A Polícia Civil de São Paulo e o Ministério Público deflagraram, na manhã desta sexta-feira (8), a Operação Caronte, que investiga um esquema de lavagem de dinheiro. Entre os investigados está o produtor rural e influenciador Eduardo Magrini, conhecido como Diabo Loiro, ex-padastro de MC Ryan SP.

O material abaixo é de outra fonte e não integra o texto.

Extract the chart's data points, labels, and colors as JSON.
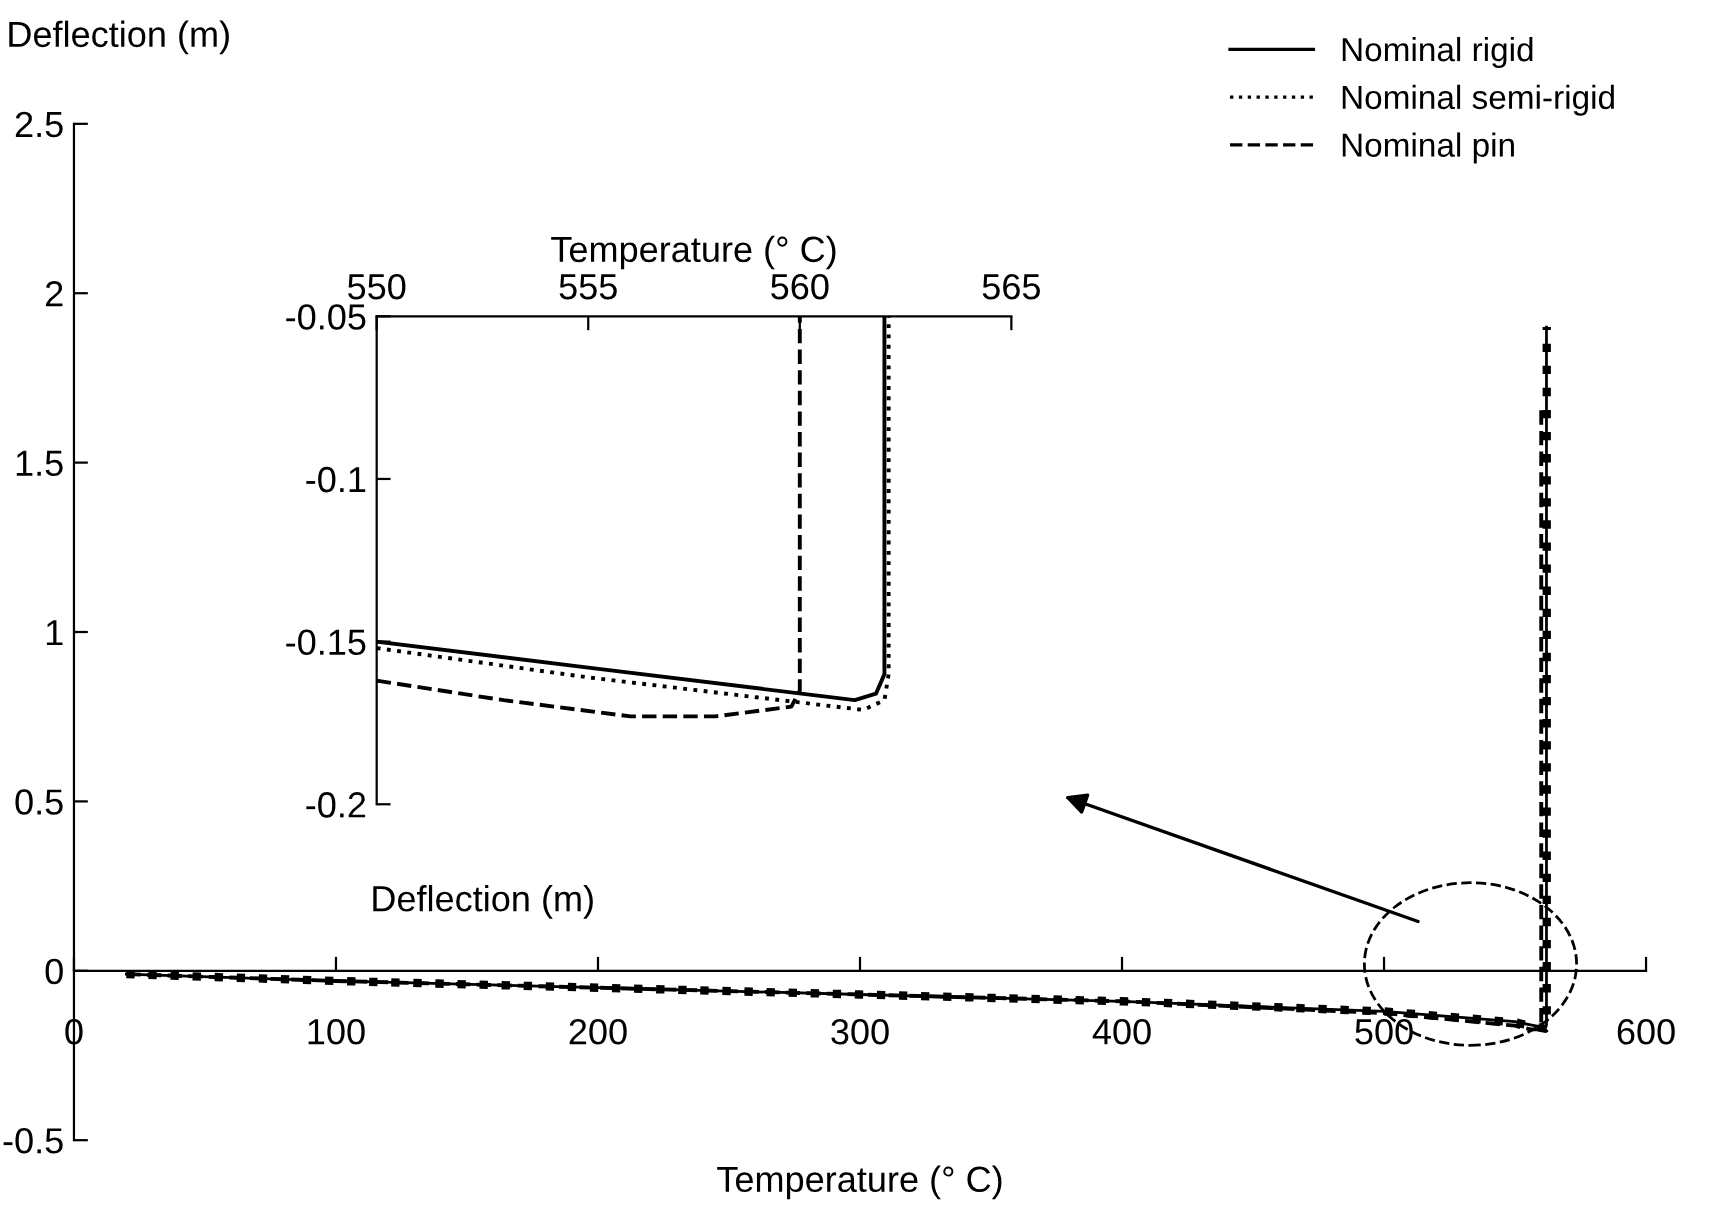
{
  "chart_data": [
    {
      "type": "line",
      "xlabel": "Temperature (° C)",
      "ylabel": "Deflection (m)",
      "xlim": [
        0,
        600
      ],
      "xticks": [
        0,
        100,
        200,
        300,
        400,
        500,
        600
      ],
      "ylim": [
        -0.5,
        2.5
      ],
      "yticks": [
        -0.5,
        0,
        0.5,
        1,
        1.5,
        2,
        2.5
      ],
      "legend": "top right",
      "grid": false,
      "series": [
        {
          "name": "Nominal rigid",
          "color": "#000000",
          "line_style": "solid",
          "x": [
            20,
            100,
            200,
            300,
            400,
            500,
            550,
            555,
            561.3,
            561.8,
            562,
            562
          ],
          "values": [
            -0.01,
            -0.03,
            -0.05,
            -0.07,
            -0.09,
            -0.12,
            -0.15,
            -0.158,
            -0.168,
            -0.166,
            -0.16,
            1.9
          ]
        },
        {
          "name": "Nominal semi-rigid",
          "color": "#000000",
          "line_style": "dotted",
          "x": [
            20,
            100,
            200,
            300,
            400,
            500,
            550,
            555,
            561.5,
            562,
            562.1,
            562.1
          ],
          "values": [
            -0.01,
            -0.03,
            -0.05,
            -0.07,
            -0.09,
            -0.12,
            -0.152,
            -0.161,
            -0.171,
            -0.168,
            -0.16,
            1.9
          ]
        },
        {
          "name": "Nominal pin",
          "color": "#000000",
          "line_style": "dashed",
          "x": [
            20,
            100,
            200,
            300,
            400,
            500,
            550,
            553,
            556,
            558,
            559.8,
            560,
            560
          ],
          "values": [
            -0.01,
            -0.03,
            -0.05,
            -0.07,
            -0.09,
            -0.125,
            -0.162,
            -0.168,
            -0.173,
            -0.173,
            -0.17,
            -0.165,
            1.66
          ]
        }
      ]
    },
    {
      "type": "line",
      "xlabel": "Temperature (° C)",
      "annotations": [
        "Deflection (m)"
      ],
      "xlim": [
        550,
        565
      ],
      "xticks": [
        550,
        555,
        560,
        565
      ],
      "ylim": [
        -0.2,
        -0.05
      ],
      "yticks": [
        -0.05,
        -0.1,
        -0.15,
        -0.2
      ],
      "grid": false,
      "series": [
        {
          "color": "#000000",
          "line_style": "solid",
          "x": [
            550,
            555,
            561.3,
            561.8,
            562,
            562
          ],
          "values": [
            -0.15,
            -0.158,
            -0.168,
            -0.166,
            -0.16,
            -0.05
          ]
        },
        {
          "color": "#000000",
          "line_style": "dotted",
          "x": [
            550,
            555,
            561.5,
            562,
            562.1,
            562.1
          ],
          "values": [
            -0.152,
            -0.161,
            -0.171,
            -0.168,
            -0.16,
            -0.05
          ]
        },
        {
          "color": "#000000",
          "line_style": "dashed",
          "x": [
            550,
            553,
            556,
            558,
            559.8,
            560,
            560
          ],
          "values": [
            -0.162,
            -0.168,
            -0.173,
            -0.173,
            -0.17,
            -0.165,
            -0.05
          ]
        }
      ]
    }
  ]
}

Segundo as investigações, empresas de sócios laranja de transporte e rodeio eram usadas para movimentar recursos de origem criminosa e dar aparência legal aos valores. Magrini ostentava patrimônio milionário nas redes sociais, o que ajuda a relacioná-lo às empresas alvo.

A Justiça bloqueou R$ 10 milhões em contas ligadas aos suspeitos e determinou o congelamento de bens, incluindo veículos. A operação cumpre 11 mandados de busca e apreensão em Campinas, Atibaia, Monte Mor, Sumaré, Limeira, Mogi das Cruzes, Osasco e Taquaritinga.

Desdobramentos da ação e bens apreendidos

Durante a operação, foram apreendidos caminhões, carros, dinheiro em espécie e animais, entre eles bois e cavalos. Um dos animais apreendidos foi o boi Império, considerado um dos mais bem avaliados do país pelos investigadores.

O filho de Magrini também é alvo de mandados de busca. A polícia suspeita que ele tenha movimentado dinheiro ilícito por meio de empresas do ramo musical. As investigações sobre lavagem de dinheiro começaram em 2016 e incluem análises de dados fiscais e bancários.

Em 2023, Magrini já havia sido preso preventivamente em Campinas, em uma investigação do GAECO, sob suspeita de participação em um plano do PCC para assassinar o promotor Amauri Silveira Filho.